Et d’ajouter: «Il faut une strategie agressive cad face au déficit d’environ 2500 mw programmé nous devons mettre en place un plan de 9 sites que nous pouvons développer pour produire 2500 mw».
Il faut noter qu’à ce jour, les miniers consomment 1400 mw et ce qui va dans ce secteur, permet de générer un PIB d’au moins 35 millions USD dont le pays capte près de 7000 USD. «Alors, c’est important de renflouer les mines pour que nous ayons un développement dans ce secteur. Nous avons mis en place le plan de récupération de l’énergie indisponible. Nous faisons une politique de substitution avec l’énergie photovoltaïque par exemple pour venir en appui à la consommation domestique. Avec la consommation domestique, nous comptons récupérer par exemple la puissance des immeubles publics pour les injecter dans le secteur industriel. Cela sera un levier important, car pour 1 mw produit, ça permet de générer 20 millions USD sur le PIB. Donc, nous devons plus autonomiser nos instances et immeubles pour donner plus d’énergies au secteur industriel qui peut faire de la compensation», a-t-il expliqué.
Une autre solution consiste à autonomiser certains sites prioritaires de production d’eau.
Concernant le secteur de l’eau, le ministre a parlé d’un million trois cent m3 disponible alors que le besoin est autour de 3 millions 500 m3 par jour. «Nous avons la consommation en termes d’usine: 80 % qui vient de l’eau de surface et 20% de l’eau de forage», a-t-il déclaré.

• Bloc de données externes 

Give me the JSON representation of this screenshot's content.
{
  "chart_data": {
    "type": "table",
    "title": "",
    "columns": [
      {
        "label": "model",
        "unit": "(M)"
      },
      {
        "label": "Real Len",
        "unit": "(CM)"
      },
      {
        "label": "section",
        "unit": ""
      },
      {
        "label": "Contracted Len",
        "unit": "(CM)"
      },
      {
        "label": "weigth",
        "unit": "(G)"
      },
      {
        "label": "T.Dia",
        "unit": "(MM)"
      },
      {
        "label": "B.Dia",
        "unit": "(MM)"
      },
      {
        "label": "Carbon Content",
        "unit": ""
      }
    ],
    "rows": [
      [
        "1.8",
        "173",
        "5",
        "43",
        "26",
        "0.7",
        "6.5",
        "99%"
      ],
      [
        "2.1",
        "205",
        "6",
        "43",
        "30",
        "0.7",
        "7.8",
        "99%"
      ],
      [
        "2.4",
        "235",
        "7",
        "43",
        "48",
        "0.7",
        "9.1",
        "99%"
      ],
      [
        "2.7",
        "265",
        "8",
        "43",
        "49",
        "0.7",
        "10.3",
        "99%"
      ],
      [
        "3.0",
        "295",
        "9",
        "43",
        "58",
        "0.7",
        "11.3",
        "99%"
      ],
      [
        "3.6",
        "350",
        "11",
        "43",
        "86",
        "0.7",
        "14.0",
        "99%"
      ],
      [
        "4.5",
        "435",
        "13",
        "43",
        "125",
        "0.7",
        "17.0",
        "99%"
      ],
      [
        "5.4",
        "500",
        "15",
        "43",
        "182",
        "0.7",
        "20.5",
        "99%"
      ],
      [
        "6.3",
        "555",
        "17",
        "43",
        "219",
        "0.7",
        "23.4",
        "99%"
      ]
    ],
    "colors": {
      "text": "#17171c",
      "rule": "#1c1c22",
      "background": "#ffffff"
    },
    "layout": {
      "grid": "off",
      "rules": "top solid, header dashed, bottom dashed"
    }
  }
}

Parmi les mesures envisagées pour la sécurisation de sites de captage d’eau, il y a notamment: l’identification des sites parce qu’il y a la pollution et le pays doit avoir une politique pour assainir tous ces milieux; la politique de la chaîne de valeur autour de l’eau et l’électricité c’est à dire que le pays produit l’eau et l’électricité mais manque le service d’apoint cad fournitures de PVC et tout ce qui va avec.
Une fois que toutes ces politiques sont mises en œuvre, la desserte en eau et électricité pourra davantage s’améliorer, a conclu Lwamba, donnant les assurances d’être dans son élément.
Cet échange a permis au patron des Ressources Hydrauliques de faire un certain nombre de révélations qui n’ont pas été faciles à avaler. Comment un pays de la taille de la RD-Congo et qui jadis exportait de l’énergie électrique au profit de ses voisins tels que l’Angola, le Congo-Brazza, arrive à ne plus rien exporter aujourd’hui ? Comment s’est-il fait que ses voisins que sont la Zambie, l’Angola… commencent à amener leur énergie ici? Des questions que d’aucuns se sont posées à entendre ces déclarations de la part de la bouche autorisée.
Mais avant d’en arriver là, Muyaya Katembwe avait planté le décor de cet exercice de redevabilité auquel se prêtait pour la toute première fois son collègue Lwamba.